Approximate Nearest Neighbor Search with Window Filters
This addresses a practical bottleneck in semantic search systems where users need to filter results by metadata like timestamps or costs, though it appears to be an incremental improvement over existing ANN methods.
The paper tackles the problem of approximate nearest neighbor search with numeric label filters (window search), which is relevant for semantic search applications like timestamp-filtered image/document search. They propose a modular tree-based framework that transforms traditional ANN indexes into window search structures, achieving up to 75× speedup over existing solutions while maintaining recall.

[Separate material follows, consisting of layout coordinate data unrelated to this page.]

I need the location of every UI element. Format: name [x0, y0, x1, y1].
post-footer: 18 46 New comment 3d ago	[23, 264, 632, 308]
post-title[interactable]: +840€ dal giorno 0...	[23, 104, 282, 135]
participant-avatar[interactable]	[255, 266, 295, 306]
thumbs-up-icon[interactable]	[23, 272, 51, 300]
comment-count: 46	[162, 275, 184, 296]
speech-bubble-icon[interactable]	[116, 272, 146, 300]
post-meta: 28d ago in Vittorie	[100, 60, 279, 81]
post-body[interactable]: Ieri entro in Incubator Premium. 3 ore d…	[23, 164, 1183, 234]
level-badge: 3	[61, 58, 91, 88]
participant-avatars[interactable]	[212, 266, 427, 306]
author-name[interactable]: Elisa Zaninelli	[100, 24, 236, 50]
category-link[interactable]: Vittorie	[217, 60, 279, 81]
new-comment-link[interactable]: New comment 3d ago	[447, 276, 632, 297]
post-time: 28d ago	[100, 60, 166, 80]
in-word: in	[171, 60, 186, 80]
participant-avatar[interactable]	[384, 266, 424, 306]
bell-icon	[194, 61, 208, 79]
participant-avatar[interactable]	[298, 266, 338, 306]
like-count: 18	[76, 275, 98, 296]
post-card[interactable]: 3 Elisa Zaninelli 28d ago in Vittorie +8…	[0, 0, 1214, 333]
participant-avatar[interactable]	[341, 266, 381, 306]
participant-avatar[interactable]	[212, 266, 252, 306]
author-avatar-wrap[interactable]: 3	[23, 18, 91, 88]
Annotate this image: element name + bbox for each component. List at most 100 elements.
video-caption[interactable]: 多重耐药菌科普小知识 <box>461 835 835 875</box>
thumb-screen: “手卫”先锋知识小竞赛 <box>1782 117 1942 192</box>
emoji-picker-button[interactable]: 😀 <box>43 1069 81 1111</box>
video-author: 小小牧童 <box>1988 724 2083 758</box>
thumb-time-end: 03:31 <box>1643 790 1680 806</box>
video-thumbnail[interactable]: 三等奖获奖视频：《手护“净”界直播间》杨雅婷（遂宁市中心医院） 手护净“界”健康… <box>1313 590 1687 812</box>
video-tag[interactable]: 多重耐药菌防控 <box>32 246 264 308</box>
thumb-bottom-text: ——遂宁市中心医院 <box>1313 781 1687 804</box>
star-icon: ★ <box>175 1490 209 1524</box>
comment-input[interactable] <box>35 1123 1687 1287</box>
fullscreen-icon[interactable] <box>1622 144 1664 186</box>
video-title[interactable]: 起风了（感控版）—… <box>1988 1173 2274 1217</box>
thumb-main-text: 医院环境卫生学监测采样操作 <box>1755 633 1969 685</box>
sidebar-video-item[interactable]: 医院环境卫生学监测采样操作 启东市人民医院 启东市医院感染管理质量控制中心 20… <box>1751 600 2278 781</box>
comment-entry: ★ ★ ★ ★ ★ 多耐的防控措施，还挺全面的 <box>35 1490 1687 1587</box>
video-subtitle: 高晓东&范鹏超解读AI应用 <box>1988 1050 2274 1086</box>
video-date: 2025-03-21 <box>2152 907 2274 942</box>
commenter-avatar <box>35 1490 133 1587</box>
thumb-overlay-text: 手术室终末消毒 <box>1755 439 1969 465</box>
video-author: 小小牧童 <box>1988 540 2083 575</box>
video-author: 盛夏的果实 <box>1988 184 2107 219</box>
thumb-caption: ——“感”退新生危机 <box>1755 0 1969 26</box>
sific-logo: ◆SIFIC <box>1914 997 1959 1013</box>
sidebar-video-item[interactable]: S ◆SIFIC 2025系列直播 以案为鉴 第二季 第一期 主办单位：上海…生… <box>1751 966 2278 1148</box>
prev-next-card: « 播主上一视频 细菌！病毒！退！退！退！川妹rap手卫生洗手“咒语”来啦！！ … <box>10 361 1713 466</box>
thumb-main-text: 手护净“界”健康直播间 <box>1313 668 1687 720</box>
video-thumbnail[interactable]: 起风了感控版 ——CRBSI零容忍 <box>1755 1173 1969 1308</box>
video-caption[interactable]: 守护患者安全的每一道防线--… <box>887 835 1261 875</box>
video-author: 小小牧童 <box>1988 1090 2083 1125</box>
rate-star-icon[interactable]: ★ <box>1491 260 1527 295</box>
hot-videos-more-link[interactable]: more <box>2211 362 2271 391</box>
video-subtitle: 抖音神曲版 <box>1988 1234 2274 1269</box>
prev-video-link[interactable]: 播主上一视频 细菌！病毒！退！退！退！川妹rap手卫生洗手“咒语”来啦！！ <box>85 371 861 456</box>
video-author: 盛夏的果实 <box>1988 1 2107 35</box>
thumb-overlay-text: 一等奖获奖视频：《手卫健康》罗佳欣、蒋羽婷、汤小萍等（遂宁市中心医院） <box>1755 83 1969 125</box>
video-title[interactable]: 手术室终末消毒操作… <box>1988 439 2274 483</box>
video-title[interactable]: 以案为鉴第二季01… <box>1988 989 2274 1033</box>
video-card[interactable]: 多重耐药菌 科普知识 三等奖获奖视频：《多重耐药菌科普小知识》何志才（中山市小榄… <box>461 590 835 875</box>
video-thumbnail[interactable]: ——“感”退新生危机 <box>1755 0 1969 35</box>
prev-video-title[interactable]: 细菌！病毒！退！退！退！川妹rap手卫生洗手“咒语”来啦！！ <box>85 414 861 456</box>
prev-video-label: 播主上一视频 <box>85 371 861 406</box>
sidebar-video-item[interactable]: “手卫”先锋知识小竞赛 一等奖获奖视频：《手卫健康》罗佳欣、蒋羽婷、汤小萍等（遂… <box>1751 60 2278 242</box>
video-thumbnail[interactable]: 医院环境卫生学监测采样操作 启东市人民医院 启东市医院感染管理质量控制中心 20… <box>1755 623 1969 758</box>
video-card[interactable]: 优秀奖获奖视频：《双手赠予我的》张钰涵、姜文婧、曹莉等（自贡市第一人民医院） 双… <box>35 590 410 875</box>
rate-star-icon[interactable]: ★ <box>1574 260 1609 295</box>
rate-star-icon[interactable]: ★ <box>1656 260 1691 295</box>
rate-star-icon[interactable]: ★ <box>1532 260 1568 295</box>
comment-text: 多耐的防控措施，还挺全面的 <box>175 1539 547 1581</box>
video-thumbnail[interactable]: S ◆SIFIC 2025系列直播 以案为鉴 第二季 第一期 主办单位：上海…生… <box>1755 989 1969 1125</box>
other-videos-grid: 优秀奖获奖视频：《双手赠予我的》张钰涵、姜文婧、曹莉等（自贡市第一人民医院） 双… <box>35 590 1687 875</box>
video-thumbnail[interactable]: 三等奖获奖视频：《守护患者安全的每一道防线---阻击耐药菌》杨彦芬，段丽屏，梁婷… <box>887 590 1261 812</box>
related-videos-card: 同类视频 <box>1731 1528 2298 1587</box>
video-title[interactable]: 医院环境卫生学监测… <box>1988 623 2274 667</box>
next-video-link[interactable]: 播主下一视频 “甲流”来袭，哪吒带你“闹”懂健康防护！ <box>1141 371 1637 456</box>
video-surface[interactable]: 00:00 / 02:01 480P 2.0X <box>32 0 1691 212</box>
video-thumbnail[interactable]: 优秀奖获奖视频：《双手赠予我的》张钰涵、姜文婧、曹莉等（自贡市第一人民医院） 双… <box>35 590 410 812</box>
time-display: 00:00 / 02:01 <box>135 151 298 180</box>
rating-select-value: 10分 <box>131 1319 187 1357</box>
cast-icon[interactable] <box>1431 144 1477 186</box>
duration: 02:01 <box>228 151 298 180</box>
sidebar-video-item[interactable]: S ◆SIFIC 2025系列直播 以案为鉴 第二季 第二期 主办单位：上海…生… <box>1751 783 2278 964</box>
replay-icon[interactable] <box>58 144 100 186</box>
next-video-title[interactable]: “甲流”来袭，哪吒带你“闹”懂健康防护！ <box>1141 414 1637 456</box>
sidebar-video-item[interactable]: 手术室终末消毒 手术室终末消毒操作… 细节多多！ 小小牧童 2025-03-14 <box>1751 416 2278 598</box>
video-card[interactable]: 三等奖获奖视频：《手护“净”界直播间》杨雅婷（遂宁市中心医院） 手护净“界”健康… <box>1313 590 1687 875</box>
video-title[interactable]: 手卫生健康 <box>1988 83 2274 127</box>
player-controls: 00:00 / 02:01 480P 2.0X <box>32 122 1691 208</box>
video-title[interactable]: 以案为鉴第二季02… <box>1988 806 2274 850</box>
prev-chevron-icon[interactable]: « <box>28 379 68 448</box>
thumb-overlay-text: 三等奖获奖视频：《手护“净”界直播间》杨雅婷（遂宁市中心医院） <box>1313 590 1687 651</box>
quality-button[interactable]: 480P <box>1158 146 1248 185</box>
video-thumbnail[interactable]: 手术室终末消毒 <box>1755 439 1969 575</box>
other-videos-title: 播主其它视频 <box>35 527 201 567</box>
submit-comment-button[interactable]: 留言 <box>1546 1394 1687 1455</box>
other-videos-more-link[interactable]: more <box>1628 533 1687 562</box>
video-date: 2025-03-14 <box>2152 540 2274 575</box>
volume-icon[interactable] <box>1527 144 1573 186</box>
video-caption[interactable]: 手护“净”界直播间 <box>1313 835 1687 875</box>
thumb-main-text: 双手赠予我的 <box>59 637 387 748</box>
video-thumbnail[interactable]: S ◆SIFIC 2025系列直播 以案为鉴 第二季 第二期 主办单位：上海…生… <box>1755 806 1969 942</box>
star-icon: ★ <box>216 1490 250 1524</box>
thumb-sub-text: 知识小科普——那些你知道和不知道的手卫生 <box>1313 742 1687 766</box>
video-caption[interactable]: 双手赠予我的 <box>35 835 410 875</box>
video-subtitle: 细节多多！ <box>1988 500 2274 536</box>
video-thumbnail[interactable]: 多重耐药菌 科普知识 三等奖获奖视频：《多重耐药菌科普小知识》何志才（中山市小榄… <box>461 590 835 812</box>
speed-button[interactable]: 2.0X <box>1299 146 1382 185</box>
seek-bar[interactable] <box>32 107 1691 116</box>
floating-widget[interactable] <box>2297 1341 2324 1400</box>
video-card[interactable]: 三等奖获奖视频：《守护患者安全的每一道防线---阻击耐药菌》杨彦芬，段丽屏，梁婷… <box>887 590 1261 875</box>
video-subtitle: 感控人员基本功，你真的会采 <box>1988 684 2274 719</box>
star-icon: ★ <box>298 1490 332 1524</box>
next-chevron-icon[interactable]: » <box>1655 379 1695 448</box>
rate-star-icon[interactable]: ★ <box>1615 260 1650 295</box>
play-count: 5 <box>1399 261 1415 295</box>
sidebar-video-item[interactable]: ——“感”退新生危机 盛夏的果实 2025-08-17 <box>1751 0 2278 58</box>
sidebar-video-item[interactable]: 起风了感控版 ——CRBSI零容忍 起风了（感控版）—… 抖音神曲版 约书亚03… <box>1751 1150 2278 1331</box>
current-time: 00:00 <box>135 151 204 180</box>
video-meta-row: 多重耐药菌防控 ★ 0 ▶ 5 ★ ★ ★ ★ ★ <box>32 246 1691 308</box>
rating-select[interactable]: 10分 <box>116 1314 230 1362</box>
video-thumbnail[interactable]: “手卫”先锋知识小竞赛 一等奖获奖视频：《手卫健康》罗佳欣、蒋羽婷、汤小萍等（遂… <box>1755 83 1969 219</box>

We define and investigate the problem of $\textit{c-approximate window search}$: approximate nearest neighbor search where each point in the dataset has a numeric label, and the goal is to find nearest neighbors to queries within arbitrary label ranges. Many semantic search problems, such as image and document search with timestamp filters, or product search with cost filters, are natural examples of this problem. We propose and theoretically analyze a modular tree-based framework for transforming an index that solves the traditional c-approximate nearest neighbor problem into a data structure that solves window search. On standard nearest neighbor benchmark datasets equipped with random label values, adversarially constructed embeddings, and image search embeddings with real timestamps, we obtain up to a $75\times$ speedup over existing solutions at the same level of recall.